港町シェルブールの自動車整備士ギイと、傘屋の娘ジュヌヴィエーヴは恋人同士だった。
ある日、ギイのもとに召集令状が届く。2年間の別れに悲しむ2人は、永遠の愛を約束する。
それから数ヶ月後、ジュヌヴィエーヴは自分が妊娠していることに気づく。それと同時期に、宝石商カサールから結婚を申し込まれる。
ジュヌヴィエーヴは散々迷った末に、ある決断を下す。
そして二年が経ち、ギイがジェルプールに帰ってくるのだが……。

感想

全編ミュージカル

ミュージカル映画といえば突然歌い出すのが主流なのだが「ジェルプールの雨傘」は、全てがミュージカルである。
普通のセリフにもメロディがついており「わたしはー決めたのよー♪」という具合にずっと歌っている。
どうやら「ジェルプールの雨傘」の世界では、それが当たり前であり誰も疑問を持たないようだ。
もし他の世界から住人が紛れこんだら、一転コメディになるだろう。

恐ろしいことに慣れてしまうと歌いながらセリフを言うのが当たり前に思える。というか癖になってくる。上手い具合にメロディをはめこむから、違和感がない。
クラシカルな音楽は素晴らしい。
カトリーヌ・ドヌーヴの歌声もあって、雨の音のようにセリフが染みこんでくる。

それにしても全編ミュージカルにするのはかなり大変だっただろう。メロディの変調も違和感なくやっているところがすごい。
二人が会話をしていると誰かドアを開けてひと言いってきたり、音楽として飽きさせない工夫をしているという感じ。

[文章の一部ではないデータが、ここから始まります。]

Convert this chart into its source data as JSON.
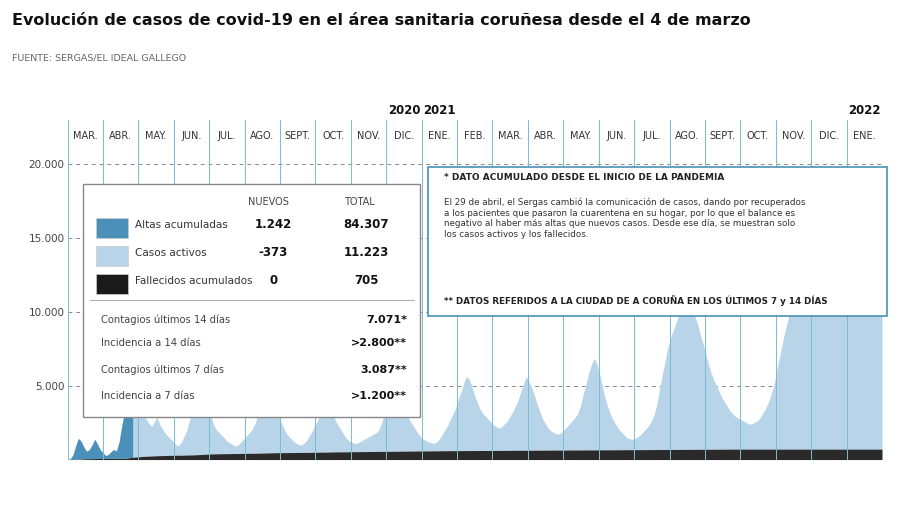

と、画期的なミュージカルなのだが、ストーリーもしっかりしている。

ミュージカルとしては「ララランド」のように暗めで悲哀のストーリー。
突然の召集令状が、愛しあっていた2人の運命を変えてしまうという話になっている。ご都合的な部分がなく、「しょうがなかった」で片されるような現実感がたまらない。
この暗いストーリーが、港町の雰囲気と、ミュージカルの音楽があっていて、とてもいい。

まとめ

「ララランド」みたいなミュージカル映画が好きだったら、わりとオススメできる映画。
ミュージカル好きにも普通にオススメ。古典的名作である。
それにしても手法的に難しかったのか全編ミュージカル映画はあんまりないように思う。日本で作るとしたらどうなるのだろうか。